Dahlan Menolak Jadi Pemimpin Gaza Pasca-Perang Meski Didorong Israel-AS-Negara Arab: Sebut Propaganda
TRIBUNNEWS.COM - Situs berbahasa Ibrani, Israel Hayom, Kamis (25/7/2024), mengutip situs Wall Street Journal, melansir kalau para pejabat Amerika, Israel dan Arab semakin memilih untuk mencalonkan Mohammed Dahlan menjadi pemimpin keamanan di Jalur Gaza setelah perang.
Mantan petinggi gerakan Fatah itu disebut-sebut diterima baik oleh Israel maupun Hamas sebagai pemimpin sementara.
Baca juga: Buah Simalakama Israel, Perlawanan Tepi Barat Berkobar Saat Petempur Gaza Masih Menyala
Ia juga akan disetujui oleh Amerika Serikat dan negara-negara Teluk Suni.
Dahlan pernah berselisih dengan Presiden Palestina Mahmoud Abbas dan kelompok Hamas.

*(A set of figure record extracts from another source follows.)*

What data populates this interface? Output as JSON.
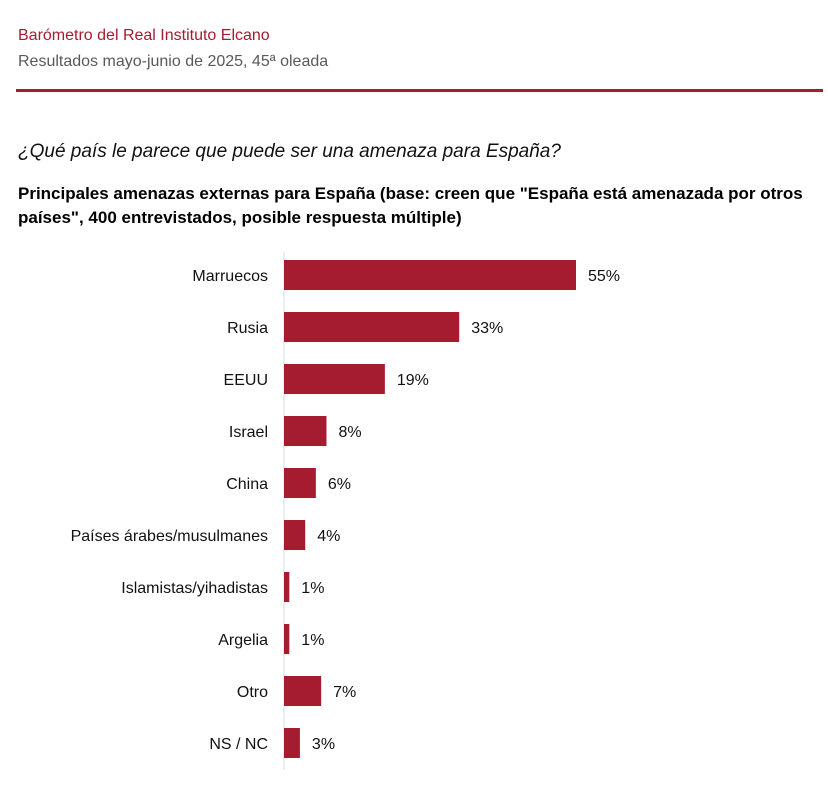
{
  "header": {
    "title": "Barómetro del Real Instituto Elcano",
    "subtitle": "Resultados mayo-junio de 2025, 45ª oleada"
  },
  "question": "¿Qué país le parece que puede ser una amenaza para España?",
  "chart_title": "Principales amenazas externas para España (base: creen que \"España está amenazada por otros países\", 400 entrevistados, posible respuesta múltiple)",
  "colors": {
    "bar": "#a51c30",
    "accent": "#a51c30"
  },
  "chart_data": {
    "type": "bar",
    "orientation": "horizontal",
    "title": "Principales amenazas externas para España (base: creen que \"España está amenazada por otros países\", 400 entrevistados, posible respuesta múltiple)",
    "categories": [
      "Marruecos",
      "Rusia",
      "EEUU",
      "Israel",
      "China",
      "Países árabes/musulmanes",
      "Islamistas/yihadistas",
      "Argelia",
      "Otro",
      "NS / NC"
    ],
    "values": [
      55,
      33,
      19,
      8,
      6,
      4,
      1,
      1,
      7,
      3
    ],
    "value_labels": [
      "55%",
      "33%",
      "19%",
      "8%",
      "6%",
      "4%",
      "1%",
      "1%",
      "7%",
      "3%"
    ],
    "unit": "%",
    "xlim": [
      0,
      100
    ],
    "grid": false,
    "legend": "none"
  }
}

Ia lalu diasingkan ke UEA dari Tepi Barat, saat Hamas mengambil alih Jalur Gaza.
Sebut Propaganda Israel
Hanya, tak lama setelah kabar tersebut, pada hari yang sama Dahlan langsung mengeluarkan pernyataan pers yang menanggapi pemberitaan yang berbicara tentang bakal perannya pada rencana 'the day after the war' di Gaza.
Menurutnya, kabar itu merupakan bagian dari propaganda media yang sering dilakukan oleh pihak pendudukan Israel.
Dia juga mengaku namanya sering dicatut demi kepentingan propaganda pendudukan.
Dilansir Khaberni, Jumat (26/7/2024), berikut teks pernyataan yang dimuat di laman Facebook resminya:
“Berkali-kali, berbagai skenario disajikan atau dibocorkan ke media tentang hasil dan pengaturan perang dahsyat yang dilancarkan dan dilanjutkan oleh pendudukan Israel di hari berikutnya, dan terkadang nama kami digunakan untuk menciptakan kegembiraan.
Oleh karena itu, sekali lagi kami tegaskan kepada seluruh kolega saya dan saya pribadi bahwa kami di sini hanya untuk memberikan segala yang kami bisa untuk memberikan bantuan kepada rakyat kami di Gaza, berdasarkan kemurahan hati dan dukungan berkelanjutan dari saudara-saudara kami di Uni Emirat Arab selama ini.
Kami secara tegas menegaskan bahwa menghentikan perang genosida adalah prioritas utama kami, dan kami tidak akan mendukung pilihan apa pun, kecuali dalam pemahaman nasional Palestina yang mengarahkan kami untuk membangun kembali sistem politik Palestina melalui proses demokrasi yang transparan, dan memberikan solusi yang terdokumentasi dan terjadwal rencana aksi internasional yang mewujudkan perjuangan rakyat kami dengan mendirikan negara merdeka dengan Yerusalem sebagai ibu kotanya.
Saya telah berulang kali menyatakan penolakan saya untuk menerima atau menjalankan peran keamanan, pemerintahan, atau eksekutif apa pun.”